WHEN SUPERMAN FIRST appeared on the cover of Action Comics no. 1 in 1938, he was already a paragon of health and fitness. His chest was broad and his legs were sturdy, but his body was drawn with the lean, simple lines of an Olympic athlete, not a professional bodybuilder.
Early superheroes were strong, certainly – Superman is, in fact, hoisting a car over his head on the cover of the first Action Comics issue – but not swollen. Through the Golden and Silver Ages of comics, Superman, Batman, Spider-Man and their peers were depicted as athletic rather than massive. Take the original on-screen Superman, George Reeves, for example. Reeves was a former boxer and athlete who boasted a naturally solid build, but he didn’t go to great lengths to pack on extra muscle for the role. There was a straightforward reason for this: a superhero’s strength is derived from their powers, not from hypertrophied muscle fibres.

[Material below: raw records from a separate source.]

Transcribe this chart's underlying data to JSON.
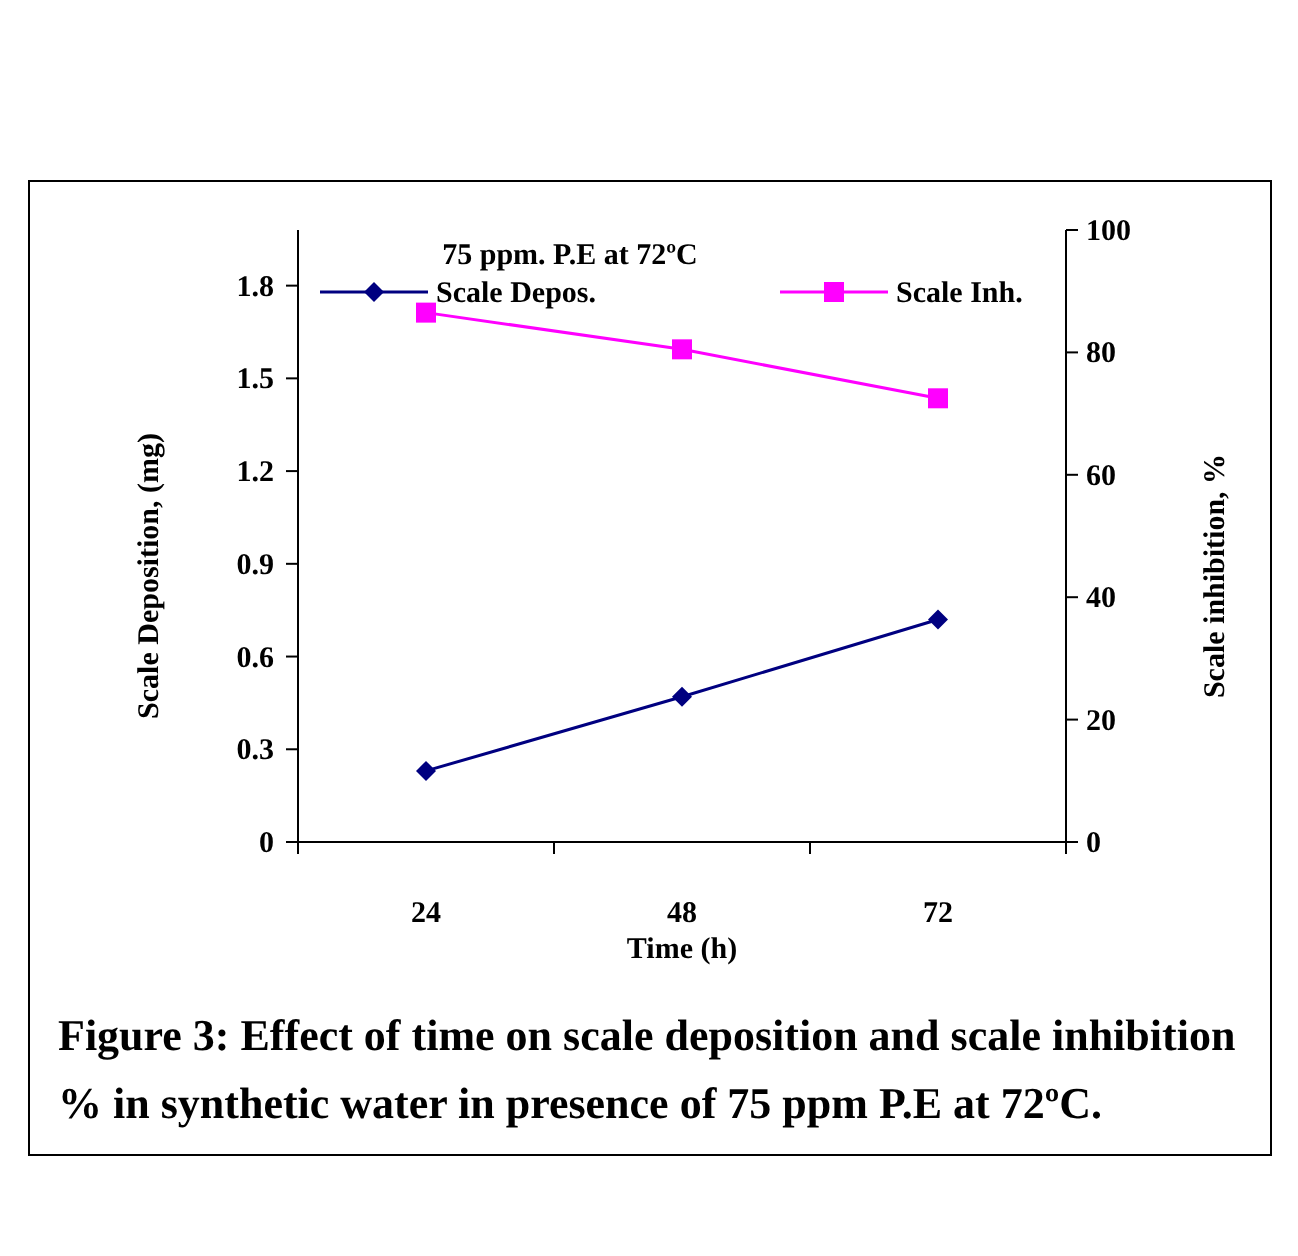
{
  "chart_data": {
    "type": "line",
    "title": "75 ppm. P.E at 72ºC",
    "xlabel": "Time (h)",
    "ylabel": "Scale Deposition, (mg)",
    "y2label": "Scale inhibition, %",
    "categories": [
      "24",
      "48",
      "72"
    ],
    "series": [
      {
        "name": "Scale Depos.",
        "color": "#000080",
        "values": [
          0.23,
          0.47,
          0.72
        ],
        "marker": "diamond"
      },
      {
        "name": "Scale Inh.",
        "color": "#ff00ff",
        "values": [
          86.5,
          80.5,
          72.5
        ],
        "marker": "square",
        "axis": "y2"
      }
    ],
    "ylim": [
      0,
      1.98
    ],
    "yticks": [
      0,
      0.3,
      0.6,
      0.9,
      1.2,
      1.5,
      1.8
    ],
    "y2lim": [
      0,
      100
    ],
    "y2ticks": [
      0,
      20,
      40,
      60,
      80,
      100
    ],
    "legend": "top",
    "grid": false,
    "annotations": [
      "Figure 3: Effect of time on scale deposition and scale inhibition % in synthetic water in presence of 75 ppm P.E at 72ºC."
    ]
  }
}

The bodies of superheroes would gradually change. By the ‘70s and ‘80s, as bodybuilding culture crept into the mainstream thanks to figures like Arnold Schwarzenegger, the physiques of superheroes in both comics and film began to shift. They became more exaggerated, with wider shoulders, burnished biceps and torsos shaped like inverted pyramids.
When Christopher Reeve played Superman in 1978, he looked bigger than Reeves, but nowhere near the behemoths that would follow. By the time the Marvel Cinematic Universe exploded in the late 2000s, the physical transformation of its actors became a spectacle unto itself. Behind-the-scenes montages of Chris Hemsworth doing deadlifts or Chris Evans doing a bodyweight circuit became almost as talked-about as the films. Trainers were given the same – if not more – press coverage as directors. What was once make-believe strength became flesh-and-blood muscle.

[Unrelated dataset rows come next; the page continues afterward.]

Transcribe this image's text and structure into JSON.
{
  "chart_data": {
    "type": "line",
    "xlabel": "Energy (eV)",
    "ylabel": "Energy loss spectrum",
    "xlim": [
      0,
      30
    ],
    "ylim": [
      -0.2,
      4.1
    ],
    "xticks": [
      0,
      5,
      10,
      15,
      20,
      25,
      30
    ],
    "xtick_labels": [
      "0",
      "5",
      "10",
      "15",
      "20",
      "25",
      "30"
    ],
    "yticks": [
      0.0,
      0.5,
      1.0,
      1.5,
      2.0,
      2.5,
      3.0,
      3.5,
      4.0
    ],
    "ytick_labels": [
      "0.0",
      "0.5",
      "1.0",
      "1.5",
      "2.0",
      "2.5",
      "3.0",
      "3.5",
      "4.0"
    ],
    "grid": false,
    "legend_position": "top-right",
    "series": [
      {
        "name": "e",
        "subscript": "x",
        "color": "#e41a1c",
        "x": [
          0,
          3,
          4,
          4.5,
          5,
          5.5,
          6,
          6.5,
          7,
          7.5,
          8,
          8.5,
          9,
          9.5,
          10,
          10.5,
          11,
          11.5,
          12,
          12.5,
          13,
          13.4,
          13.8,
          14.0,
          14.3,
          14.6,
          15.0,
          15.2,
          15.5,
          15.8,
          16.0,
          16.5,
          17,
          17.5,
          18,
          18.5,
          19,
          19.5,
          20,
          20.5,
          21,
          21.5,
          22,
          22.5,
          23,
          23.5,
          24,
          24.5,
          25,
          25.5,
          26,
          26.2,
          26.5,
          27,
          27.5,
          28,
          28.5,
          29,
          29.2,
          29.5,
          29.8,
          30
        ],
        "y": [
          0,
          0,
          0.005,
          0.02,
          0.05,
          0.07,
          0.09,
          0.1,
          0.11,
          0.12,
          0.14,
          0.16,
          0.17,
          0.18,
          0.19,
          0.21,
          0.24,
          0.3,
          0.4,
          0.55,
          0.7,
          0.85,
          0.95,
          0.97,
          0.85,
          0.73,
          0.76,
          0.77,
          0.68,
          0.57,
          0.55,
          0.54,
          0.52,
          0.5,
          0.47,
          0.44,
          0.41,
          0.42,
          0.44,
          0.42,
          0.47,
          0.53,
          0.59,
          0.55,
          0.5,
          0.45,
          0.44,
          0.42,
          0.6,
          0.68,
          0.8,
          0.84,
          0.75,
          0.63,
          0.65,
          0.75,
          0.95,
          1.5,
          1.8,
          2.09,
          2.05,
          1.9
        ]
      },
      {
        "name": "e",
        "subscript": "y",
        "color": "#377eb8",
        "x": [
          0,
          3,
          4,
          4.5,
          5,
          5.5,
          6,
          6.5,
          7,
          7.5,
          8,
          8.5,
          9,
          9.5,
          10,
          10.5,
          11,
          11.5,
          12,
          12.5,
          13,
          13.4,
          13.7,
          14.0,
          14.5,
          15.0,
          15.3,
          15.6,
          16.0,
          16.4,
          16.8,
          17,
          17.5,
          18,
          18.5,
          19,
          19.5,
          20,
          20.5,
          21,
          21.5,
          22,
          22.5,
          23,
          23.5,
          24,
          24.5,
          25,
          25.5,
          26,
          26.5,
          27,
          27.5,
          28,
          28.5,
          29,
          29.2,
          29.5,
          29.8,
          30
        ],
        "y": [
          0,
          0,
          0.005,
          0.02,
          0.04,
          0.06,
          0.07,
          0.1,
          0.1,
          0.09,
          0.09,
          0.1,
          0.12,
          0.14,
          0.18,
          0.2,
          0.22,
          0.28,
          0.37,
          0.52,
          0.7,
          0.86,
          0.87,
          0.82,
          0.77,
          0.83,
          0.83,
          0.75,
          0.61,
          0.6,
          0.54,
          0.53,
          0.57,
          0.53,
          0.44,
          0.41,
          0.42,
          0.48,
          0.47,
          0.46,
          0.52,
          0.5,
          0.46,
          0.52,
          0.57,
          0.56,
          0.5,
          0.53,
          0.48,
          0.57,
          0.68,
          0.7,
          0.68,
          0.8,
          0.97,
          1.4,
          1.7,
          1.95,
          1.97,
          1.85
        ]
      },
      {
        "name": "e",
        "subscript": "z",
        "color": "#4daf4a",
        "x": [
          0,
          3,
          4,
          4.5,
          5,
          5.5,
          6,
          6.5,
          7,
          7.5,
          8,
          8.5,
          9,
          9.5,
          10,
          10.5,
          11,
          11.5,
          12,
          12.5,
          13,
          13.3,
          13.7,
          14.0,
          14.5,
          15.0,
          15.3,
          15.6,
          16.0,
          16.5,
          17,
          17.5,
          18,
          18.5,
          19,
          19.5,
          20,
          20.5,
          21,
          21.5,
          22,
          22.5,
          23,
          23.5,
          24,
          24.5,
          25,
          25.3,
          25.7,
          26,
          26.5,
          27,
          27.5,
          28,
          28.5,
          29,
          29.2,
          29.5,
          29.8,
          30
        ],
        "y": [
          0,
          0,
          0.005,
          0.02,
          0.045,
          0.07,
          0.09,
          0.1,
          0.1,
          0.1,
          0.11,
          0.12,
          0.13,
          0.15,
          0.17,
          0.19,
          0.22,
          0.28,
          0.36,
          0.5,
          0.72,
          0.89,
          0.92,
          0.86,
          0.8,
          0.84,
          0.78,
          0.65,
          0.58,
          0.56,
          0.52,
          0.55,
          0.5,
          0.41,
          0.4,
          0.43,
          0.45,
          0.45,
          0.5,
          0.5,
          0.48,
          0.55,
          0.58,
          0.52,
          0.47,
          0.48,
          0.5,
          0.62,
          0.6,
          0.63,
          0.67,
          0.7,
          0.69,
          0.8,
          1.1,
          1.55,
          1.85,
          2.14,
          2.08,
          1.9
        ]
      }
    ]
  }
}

Today, due to physique inflation, when someone is revealed to be playing a superhero, we don’t ask whether they have the acting skills to sell the part, we begin hypothesising how they’ll train and eat to pack on the requisite size for the role. Muscle has become a kind of visual shorthand, a way to connote a hero’s power to the audience, even when it makes no sense.
For evidence of physique inflation you need only to look at how Superman has evolved from Reeves to Cavill, or Batman from Adam West to Christian Bale, or, more in a more obvious example, from Hugh Jackman’s first Wolverine to his most recent. The trend has even seeped into side characters. Lex Luthor, who seems far more likely to hire a brolic adversary for Superman than become one himself, received a muscled makeover courtesy of Nicholas Hoult spending plenty of time in the gym ahead of James Gunn’s Superman. We don’t think anyone was demanding that Lex Luthor look a little more shredded.
A reminder: superheroes don’t actually need to be big. Superman draws his strength from the yellow sun, not the hours spent upping his bench press PR. Thor is a god; his hammer, not his deltoids, does the heavy lifting. Even Batman, a logical exception to the rule because of his mortal status, relies on technology as much as brute force.
Consider the Jedi. They are functionally superheroes, with a suite of powers including everything from super strength and speed – though the latter has only been seen once on screen – to telekinesis and mind control. And yet, Yoda isn’t swole. Many Jedi are in great shape – cardio workouts sort of come part and parcel with the job – but none are remotely comparable to Thor or Superman.



As superhero bodies have gotten bigger, the demands placed on actors to live up to expectations have become more extreme. It’s no wonder some have begun to push back. Robert Pattinson, who played Batman in Matt Reeves’s 2022 film, openly resisted the notion that he had to transform into a powerlifter to play the role. “If you’re working out all the time, you’re part of the problem,” he said in an interview with GQ. “You set a precedent. No one was doing this in the ’70s. Even James Dean – he wasn’t exactly ripped.”
Pattinson would later relent, insisting that he was kidding and had actually been working out. In the end, his Batman was in shape, though not Bale buff.
It seems that the pressure once placed disproportionately on women in Hollywood has, in the superhero era, been redirected toward men. The superhero standard has become a benchmark of unattainable masculinity, one that requires extreme diets, supplements and sometimes more dubious enhancements.


What will it take to reverse this trend? Perhaps one brave actor will lift the lid on PED use, causing a scandal similar to the discovery of steroid use in baseball that ultimately brought about its end. But then again, given that many already assume actors are on PEDs, perhaps no one would care. A Pattinson-esque actor could also become an advocate for slightly smaller physiques. They might even start a trend.
Maybe, just as the demand for superhero films shrinks, superhero physiques will shrink along with them. Actors may find it’s not worth getting big if the film isn’t a surefire blockbuster.
Or alternatively, we might collectively realise that the most compelling superheroes have never been compelling because of their bodies. They endure because of the ideals they represent. Audiences connect with Spider-Man not because of his lats, but because he struggles with responsibility. We love Iron Man not because of his abs, but because his arrogance is matched by his willingness to change. Even the Hulk, the most obvious symbol of muscle-as-power, is really about controlling rage. The stories work because of the characters, not the circumference of their biceps.
Maybe the next generation of heroes won’t need to be super-swole. Maybe they’ll remind us that true strength has never been about size, but about what you do with it.